Confirming the probability from three duplicates to two: select the location of the duplicates (6 options), then the identity of the duplicates (4 options), then the identity of the two singletons where order matters (3*2 options). P=(6*4*3*2)/(4^4)=9/16.
Aha! I see you just made the edit. Well done!
Thank you both for your comments! Somehow in my mind, 12/64 simplified to 3/32. Oops! I corrected my mistake and updated my solution.

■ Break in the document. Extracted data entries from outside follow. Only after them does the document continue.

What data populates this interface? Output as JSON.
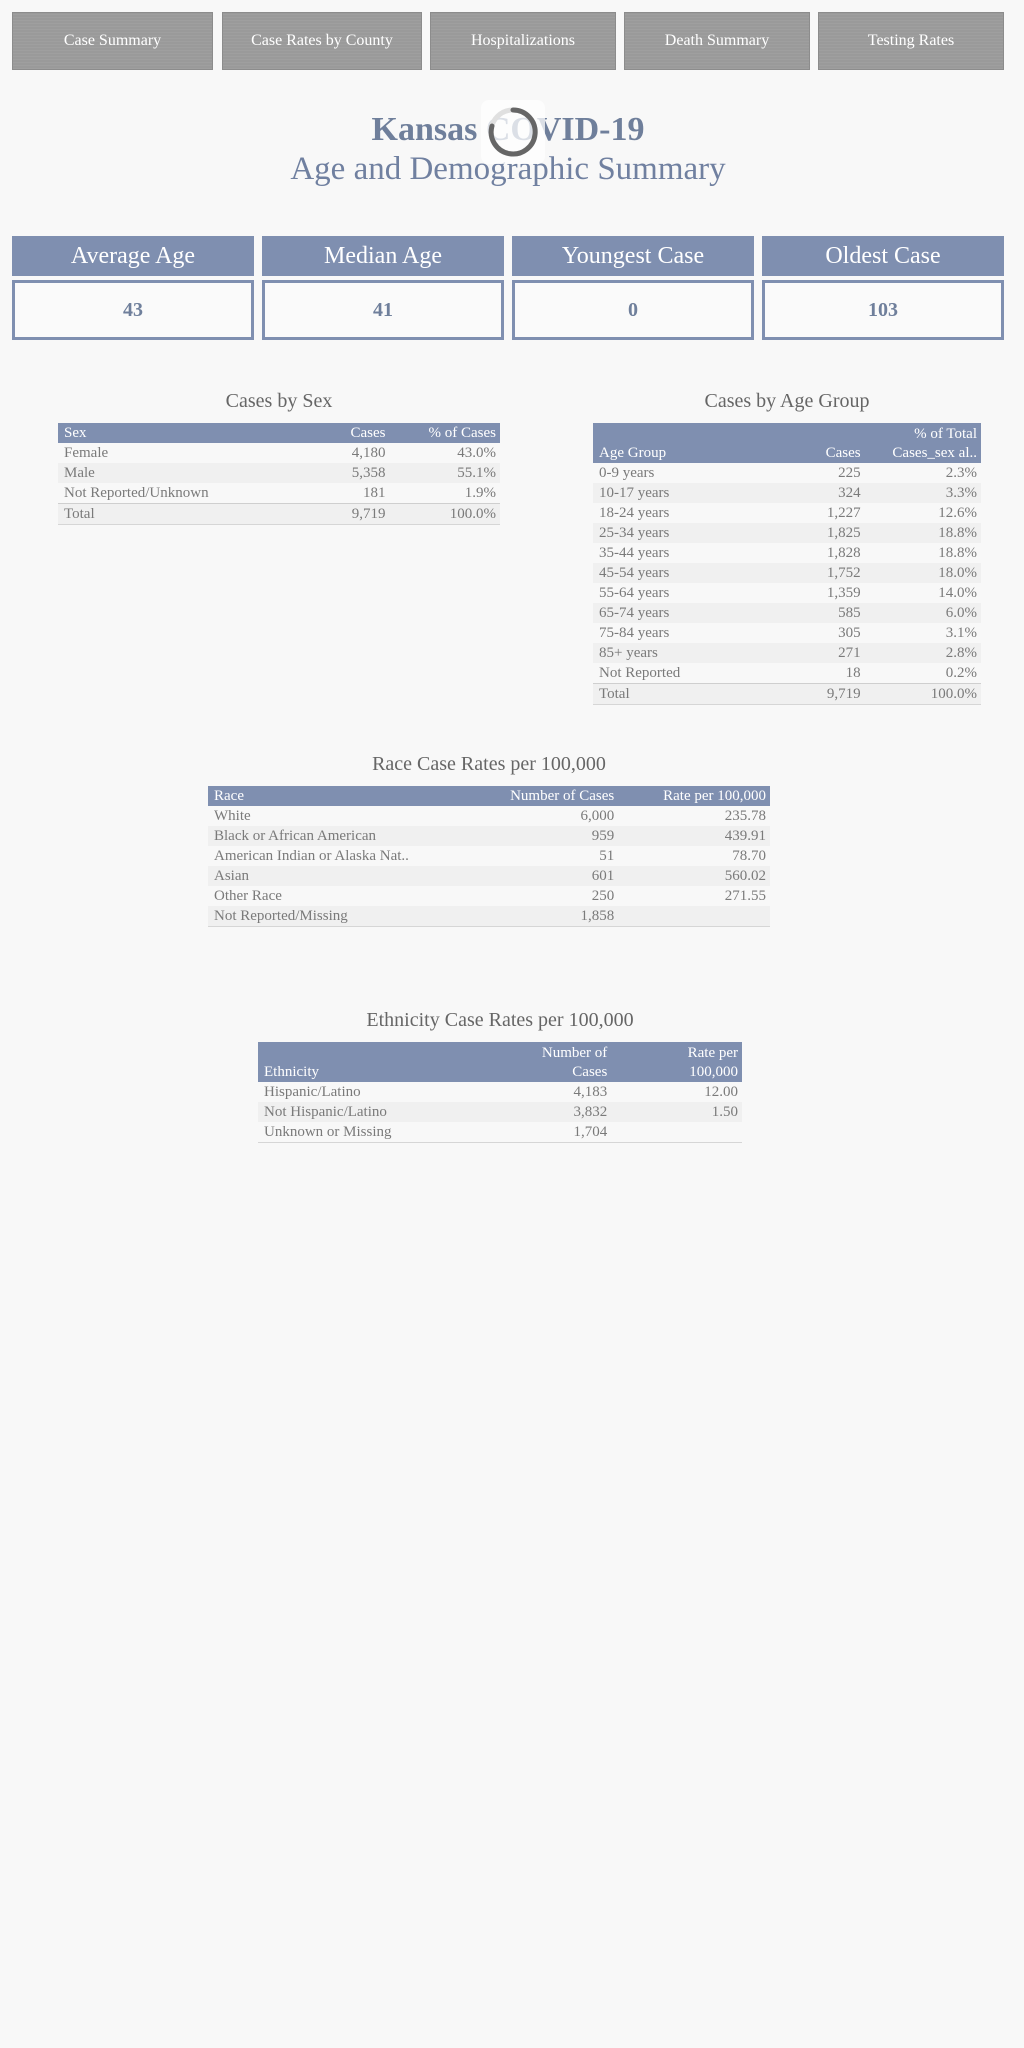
{
  "nav": {
    "items": [
      {
        "label": "Case Summary"
      },
      {
        "label": "Case Rates by County"
      },
      {
        "label": "Hospitalizations"
      },
      {
        "label": "Death Summary"
      },
      {
        "label": "Testing Rates"
      }
    ]
  },
  "header": {
    "title": "Kansas COVID-19",
    "subtitle": "Age and Demographic Summary"
  },
  "kpis": [
    {
      "label": "Average Age",
      "value": "43"
    },
    {
      "label": "Median Age",
      "value": "41"
    },
    {
      "label": "Youngest Case",
      "value": "0"
    },
    {
      "label": "Oldest Case",
      "value": "103"
    }
  ],
  "sex_table": {
    "title": "Cases by Sex",
    "headers": [
      "Sex",
      "Cases",
      "% of Cases"
    ],
    "rows": [
      [
        "Female",
        "4,180",
        "43.0%"
      ],
      [
        "Male",
        "5,358",
        "55.1%"
      ],
      [
        "Not Reported/Unknown",
        "181",
        "1.9%"
      ],
      [
        "Total",
        "9,719",
        "100.0%"
      ]
    ]
  },
  "age_table": {
    "title": "Cases by Age Group",
    "headers": [
      "Age Group",
      "Cases",
      "% of Total",
      "Cases_sex al.."
    ],
    "rows": [
      [
        "0-9 years",
        "225",
        "2.3%"
      ],
      [
        "10-17 years",
        "324",
        "3.3%"
      ],
      [
        "18-24 years",
        "1,227",
        "12.6%"
      ],
      [
        "25-34 years",
        "1,825",
        "18.8%"
      ],
      [
        "35-44 years",
        "1,828",
        "18.8%"
      ],
      [
        "45-54 years",
        "1,752",
        "18.0%"
      ],
      [
        "55-64 years",
        "1,359",
        "14.0%"
      ],
      [
        "65-74 years",
        "585",
        "6.0%"
      ],
      [
        "75-84 years",
        "305",
        "3.1%"
      ],
      [
        "85+ years",
        "271",
        "2.8%"
      ],
      [
        "Not Reported",
        "18",
        "0.2%"
      ],
      [
        "Total",
        "9,719",
        "100.0%"
      ]
    ]
  },
  "race_table": {
    "title": "Race Case Rates per 100,000",
    "headers": [
      "Race",
      "Number of Cases",
      "Rate per 100,000"
    ],
    "rows": [
      [
        "White",
        "6,000",
        "235.78"
      ],
      [
        "Black or African American",
        "959",
        "439.91"
      ],
      [
        "American Indian or Alaska Nat..",
        "51",
        "78.70"
      ],
      [
        "Asian",
        "601",
        "560.02"
      ],
      [
        "Other Race",
        "250",
        "271.55"
      ],
      [
        "Not Reported/Missing",
        "1,858",
        ""
      ]
    ]
  },
  "eth_table": {
    "title": "Ethnicity Case Rates per 100,000",
    "headers": [
      "Ethnicity",
      "Number of",
      "Cases",
      "Rate per",
      "100,000"
    ],
    "rows": [
      [
        "Hispanic/Latino",
        "4,183",
        "12.00"
      ],
      [
        "Not Hispanic/Latino",
        "3,832",
        "1.50"
      ],
      [
        "Unknown or Missing",
        "1,704",
        ""
      ]
    ]
  },
  "colors": {
    "accent": "#7f8fb0",
    "nav_bg": "#9a9a9a",
    "title": "#6f7f9b",
    "background": "#f8f8f8"
  }
}
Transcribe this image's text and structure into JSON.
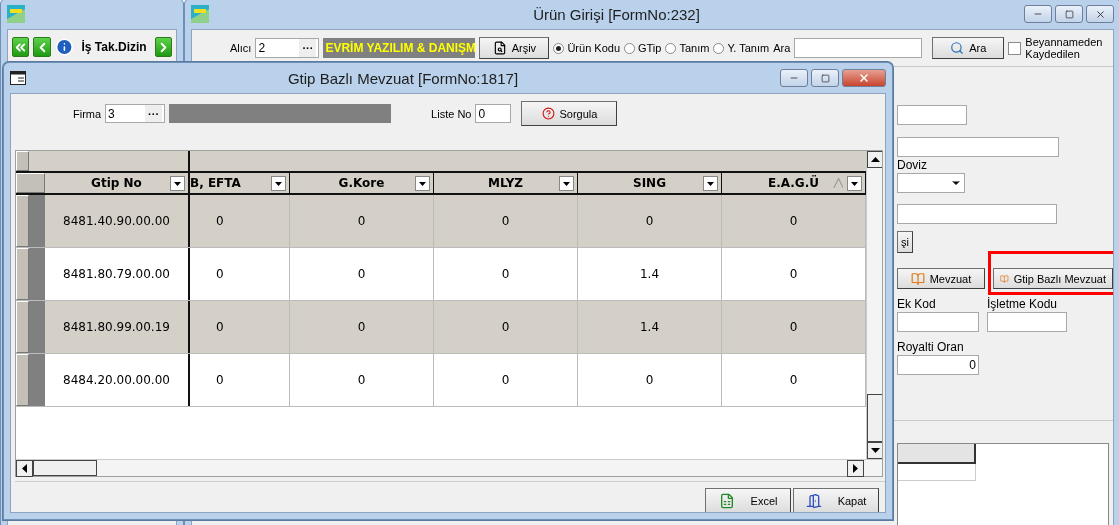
{
  "left_window": {
    "toolbar_label": "İş Tak.Dizin"
  },
  "main_window": {
    "title": "Ürün Girişi [FormNo:232]",
    "toolbar": {
      "buyer_label": "Alıcı",
      "buyer_value": "2",
      "lookup_button": "···",
      "company_name": "EVRİM YAZILIM & DANIŞM",
      "archive_button": "Arşiv",
      "search_options": [
        {
          "label": "Ürün Kodu",
          "selected": true
        },
        {
          "label": "GTip",
          "selected": false
        },
        {
          "label": "Tanım",
          "selected": false
        },
        {
          "label": "Y. Tanım",
          "selected": false
        }
      ],
      "search_label": "Ara",
      "search_button": "Ara",
      "saved_checkbox": {
        "label": "Beyannameden Kaydedilen",
        "checked": false
      }
    },
    "form": {
      "currency_label": "Doviz",
      "partial_button": "şi",
      "regulation_button": "Mevzuat",
      "gtip_regulation_button": "Gtip Bazlı Mevzuat",
      "extra_code_label": "Ek Kod",
      "business_code_label": "İşletme Kodu",
      "royalty_label": "Royalti Oran",
      "royalty_value": "0"
    }
  },
  "dialog": {
    "title": "Gtip Bazlı Mevzuat [FormNo:1817]",
    "company_label": "Firma",
    "company_value": "3",
    "lookup_button": "···",
    "list_label": "Liste No",
    "list_value": "0",
    "query_button": "Sorgula",
    "grid": {
      "columns": [
        {
          "label": "Gtip No",
          "sort_icon": false
        },
        {
          "label": "B, EFTA",
          "sort_icon": false
        },
        {
          "label": "G.Kore",
          "sort_icon": false
        },
        {
          "label": "MLYZ",
          "sort_icon": false
        },
        {
          "label": "SING",
          "sort_icon": false
        },
        {
          "label": "E.A.G.Ü",
          "sort_icon": true
        }
      ],
      "rows": [
        {
          "cells": [
            "8481.40.90.00.00",
            "0",
            "0",
            "0",
            "0",
            "0"
          ]
        },
        {
          "cells": [
            "8481.80.79.00.00",
            "0",
            "0",
            "0",
            "1.4",
            "0"
          ]
        },
        {
          "cells": [
            "8481.80.99.00.19",
            "0",
            "0",
            "0",
            "1.4",
            "0"
          ]
        },
        {
          "cells": [
            "8484.20.00.00.00",
            "0",
            "0",
            "0",
            "0",
            "0"
          ]
        }
      ]
    },
    "buttons": [
      {
        "kind": "excel",
        "label": "Excel"
      },
      {
        "kind": "close",
        "label": "Kapat"
      }
    ]
  }
}
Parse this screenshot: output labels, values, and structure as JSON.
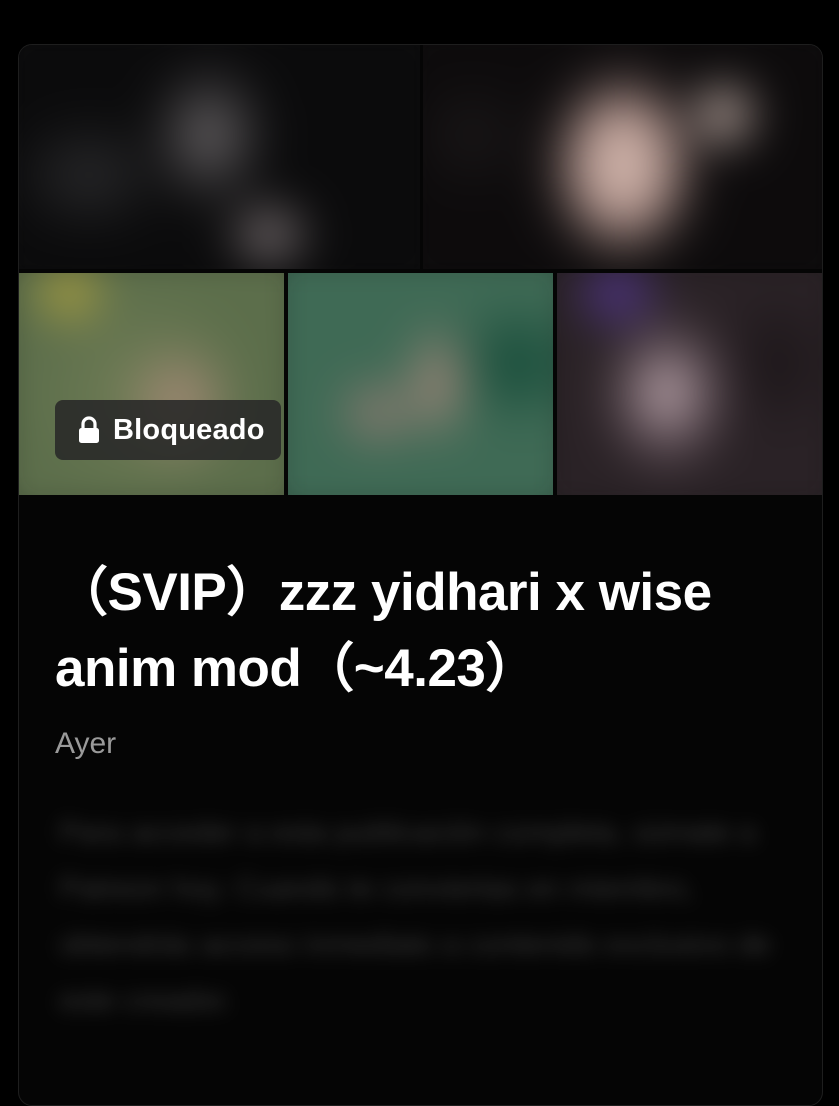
{
  "post": {
    "locked_label": "Bloqueado",
    "title": "（SVIP）zzz yidhari x wise anim mod（~4.23）",
    "date": "Ayer",
    "preview_text": "Para acceder a esta publicación completa, súmate a Patreon hoy. Cuando te conviertas en miembro, obtendrás acceso inmediato a contenido exclusivo de este creador."
  },
  "icons": {
    "lock": "lock-icon"
  },
  "colors": {
    "background": "#000000",
    "card": "#050505",
    "title": "#ffffff",
    "date": "#9a9a9a",
    "badge": "#282828"
  }
}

A faster way to get to the final result is to notice that A^infinity (call it L for limit) must be of the form L=
1 1-x 1-y 0
0 0 0 0
0 0 0 0
0 x y 1
where x is the probability of winning starting from 3 duplicates and y is the probability of winning starting from 2 duplicates (which we don’t care about). Then we must have L.A = L, where L.A means matrix multiplication. This yields two equations for x and y, whose solution is x=9/20 and y=29/60.